「支配からの脱出」エルヴィス aMacleanさんの映画レビュー(感想・評価)
支配からの脱出
エルビス・プレスリー。
1950年代のスターは、私の世代の2回り上。若い時は年上の人達に囲まれていたので、1回り上のビートルズ世代の音楽をよく聴いていたのだけど、そこに時折挟まるのが、さらに1回り上世代のプレスリーやチャック・ベリーだった。耳馴染みな音楽ではあるけれど、それほど思い入れはない。プレスリーに対して、そんな中途半端な認識の自分としては、彼の生涯を垣間見れた、伝記物として良かった。

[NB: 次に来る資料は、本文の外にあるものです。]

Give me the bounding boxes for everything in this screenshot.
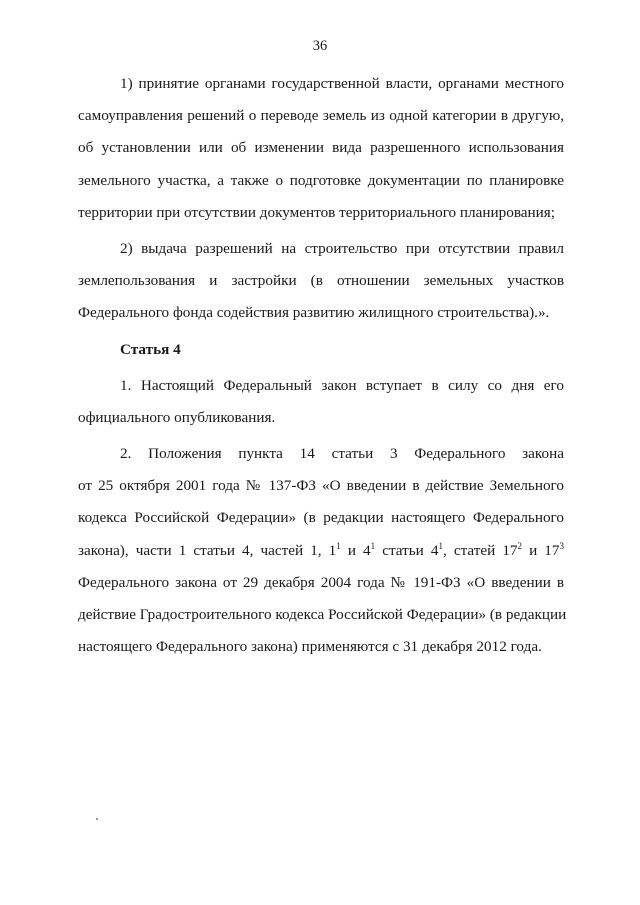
- text-line: 2) выдача разрешений на строительство при отсутствии правил: [120, 239, 564, 257]
- text-line: самоуправления решений о переводе земель из одной категории в другую,: [78, 107, 564, 125]
- text-segment: , статей 17: [442, 541, 518, 559]
- paragraph-3: [78, 370, 564, 434]
- text-segment: и 17: [522, 541, 560, 559]
- text-segment: и 4: [340, 541, 371, 559]
- text-line: действие Градостроительного кодекса Российской Федерации» (в редакции: [78, 606, 567, 623]
- text-line: кодекса Российской Федерации» (в редакции настоящего Федерального: [78, 509, 564, 527]
- superscript: 1: [438, 540, 443, 551]
- text-line: 2. Положения пункта 14 статьи 3 Федерального закона: [120, 445, 564, 463]
- text-line: Федерального закона от 29 декабря 2004 года № 191-ФЗ «О введении в: [78, 573, 564, 591]
- document-body: [78, 68, 567, 663]
- page-number: 36: [312, 38, 328, 54]
- superscript: 1: [336, 540, 341, 551]
- text-line: настоящего Федерального закона) применяются с 31 декабря 2012 года.: [78, 638, 542, 656]
- superscript: 3: [559, 540, 564, 551]
- superscript: 1: [370, 540, 376, 551]
- text-line: земельного участка, а также о подготовке документации по планировке: [78, 171, 564, 189]
- paragraph-2: [78, 233, 564, 330]
- text-line: 1. Настоящий Федеральный закон вступает в силу со дня его: [120, 376, 564, 394]
- paragraph-1: [78, 68, 564, 229]
- superscript: 2: [517, 540, 523, 551]
- text-line: 1) принятие органами государственной власти, органами местного: [120, 75, 564, 92]
- paragraph-4: [78, 438, 567, 663]
- scan-speck: [96, 818, 98, 820]
- text-line: территории при отсутствии документов территориального планирования;: [78, 203, 555, 221]
- text-line: землепользования и застройки (в отношении земельных участков: [78, 272, 564, 290]
- text-line: от 25 октября 2001 года № 137-ФЗ «О введении в действие Земельного: [78, 477, 564, 495]
- text-segment: закона), части 1 статьи 4, частей 1, 1: [78, 541, 337, 559]
- article-heading: Статья 4: [120, 340, 181, 358]
- text-line-with-superscripts: [78, 535, 564, 567]
- text-line: официального опубликования.: [78, 408, 276, 426]
- text-segment: статьи 4: [375, 541, 439, 559]
- text-line: Федерального фонда содействия развитию жилищного строительства).».: [78, 304, 550, 322]
- text-line: об установлении или об изменении вида разрешенного использования: [78, 139, 564, 157]
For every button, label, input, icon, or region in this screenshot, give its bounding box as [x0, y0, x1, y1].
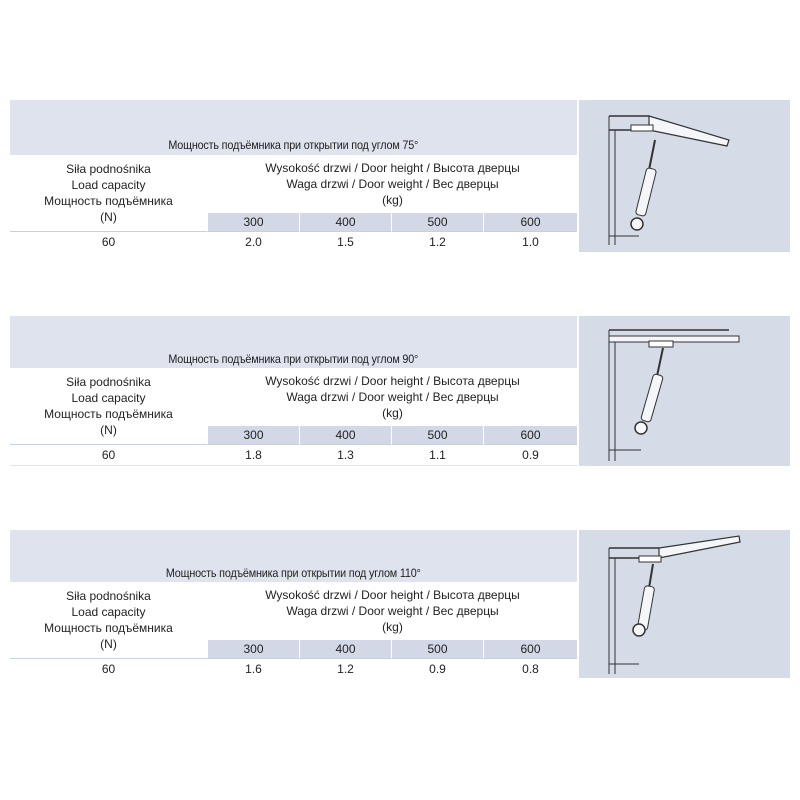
weight-600: 600 — [484, 213, 578, 231]
header-line: Wysokość drzwi / Door height / Высота дверцы — [265, 374, 520, 388]
header-line: (N) — [100, 210, 117, 224]
load-value: 60 — [10, 658, 208, 679]
weight-600: 600 — [484, 426, 578, 444]
header-line: Мощность подъёмника — [44, 407, 173, 421]
height-value: 1.2 — [300, 658, 392, 679]
weight-500: 500 — [392, 640, 484, 658]
header-line: Siła podnośnika — [66, 589, 151, 603]
weight-300: 300 — [208, 426, 300, 444]
height-value: 0.9 — [392, 658, 484, 679]
table-title: Мощность подъёмника при открытии под углом 90° — [168, 352, 419, 366]
weight-300: 300 — [208, 213, 300, 231]
weight-400: 400 — [300, 640, 392, 658]
hinge-diagram-110 — [577, 530, 790, 678]
header-line: (N) — [100, 637, 117, 651]
table-title: Мощность подъёмника при открытии под углом 110° — [165, 566, 421, 580]
table-grid — [10, 368, 578, 464]
header-line: Load capacity — [71, 605, 146, 619]
header-line: Wysokość drzwi / Door height / Высота дверцы — [265, 588, 520, 602]
weight-500: 500 — [392, 213, 484, 231]
weight-400: 400 — [300, 213, 392, 231]
height-value: 1.0 — [484, 231, 578, 252]
height-value: 1.6 — [208, 658, 300, 679]
height-value: 1.5 — [300, 231, 392, 252]
door-dims-header — [208, 582, 578, 640]
height-value: 1.8 — [208, 444, 300, 465]
spec-table-110 — [10, 530, 577, 678]
header-line: Waga drzwi / Door weight / Вес дверцы — [286, 177, 499, 191]
door-dims-header — [208, 368, 578, 426]
load-value: 60 — [10, 444, 208, 465]
table-grid — [10, 582, 578, 678]
lift-mechanism-110-icon — [579, 530, 791, 678]
height-value: 1.3 — [300, 444, 392, 465]
table-grid — [10, 155, 578, 251]
load-capacity-header — [10, 368, 208, 444]
spec-block-110 — [10, 530, 790, 678]
header-line: Waga drzwi / Door weight / Вес дверцы — [286, 390, 499, 404]
height-value: 0.9 — [484, 444, 578, 465]
lift-mechanism-90-icon — [579, 316, 791, 466]
header-line: Мощность подъёмника — [44, 194, 173, 208]
weight-400: 400 — [300, 426, 392, 444]
header-line: Wysokość drzwi / Door height / Высота дверцы — [265, 161, 520, 175]
height-value: 2.0 — [208, 231, 300, 252]
header-line: Load capacity — [71, 391, 146, 405]
header-line: Waga drzwi / Door weight / Вес дверцы — [286, 604, 499, 618]
height-value: 0.8 — [484, 658, 578, 679]
spec-table-75 — [10, 100, 577, 252]
hinge-diagram-75 — [577, 100, 790, 252]
table-title: Мощность подъёмника при открытии под углом 75° — [168, 138, 419, 152]
load-capacity-header — [10, 582, 208, 658]
load-capacity-header — [10, 155, 208, 231]
load-value: 60 — [10, 231, 208, 252]
header-line: (kg) — [382, 193, 403, 207]
lift-mechanism-75-icon — [579, 100, 791, 252]
header-line: Load capacity — [71, 178, 146, 192]
spec-table-90 — [10, 316, 577, 466]
header-line: (N) — [100, 423, 117, 437]
header-line: (kg) — [382, 620, 403, 634]
hinge-diagram-90 — [577, 316, 790, 466]
door-dims-header — [208, 155, 578, 213]
weight-500: 500 — [392, 426, 484, 444]
header-line: Siła podnośnika — [66, 162, 151, 176]
header-line: (kg) — [382, 406, 403, 420]
spec-block-75 — [10, 100, 790, 252]
height-value: 1.1 — [392, 444, 484, 465]
height-value: 1.2 — [392, 231, 484, 252]
weight-600: 600 — [484, 640, 578, 658]
header-line: Мощность подъёмника — [44, 621, 173, 635]
weight-300: 300 — [208, 640, 300, 658]
spec-block-90 — [10, 316, 790, 466]
header-line: Siła podnośnika — [66, 375, 151, 389]
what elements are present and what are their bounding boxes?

人種差別など当たり前の時代に、黒人文化としてのゴスペルやR&Bからロックへの昇華を果たした功績は。確かに大きい。彼に政治的なイメージはなかったが、ベースには黒人文化へのリスペクトがあり、当時の体制と必死に闘っていたことがよくわかった。
トム・ハンクスが、プレスリーを食い物にする悪徳プロモーター役で、好演。良い人の代表のイメージは拭いきれないものの、後半はクソジジイぶりに嫌悪感を感じたので、キャスティングは大成功だった。
60年代、70年代のスターを題材にした映画では、ほぼ確実にドラッグと酒で落ちぶれるのだけど、本作ではそれは無いのが、異色に感じた。
歌唱シーンは少なめで、ファンには物足りないかもしれないが、「支配からの脱出」をテーマに、プレスリーという偉大なアーティストの生涯を綴った、良い作品だ。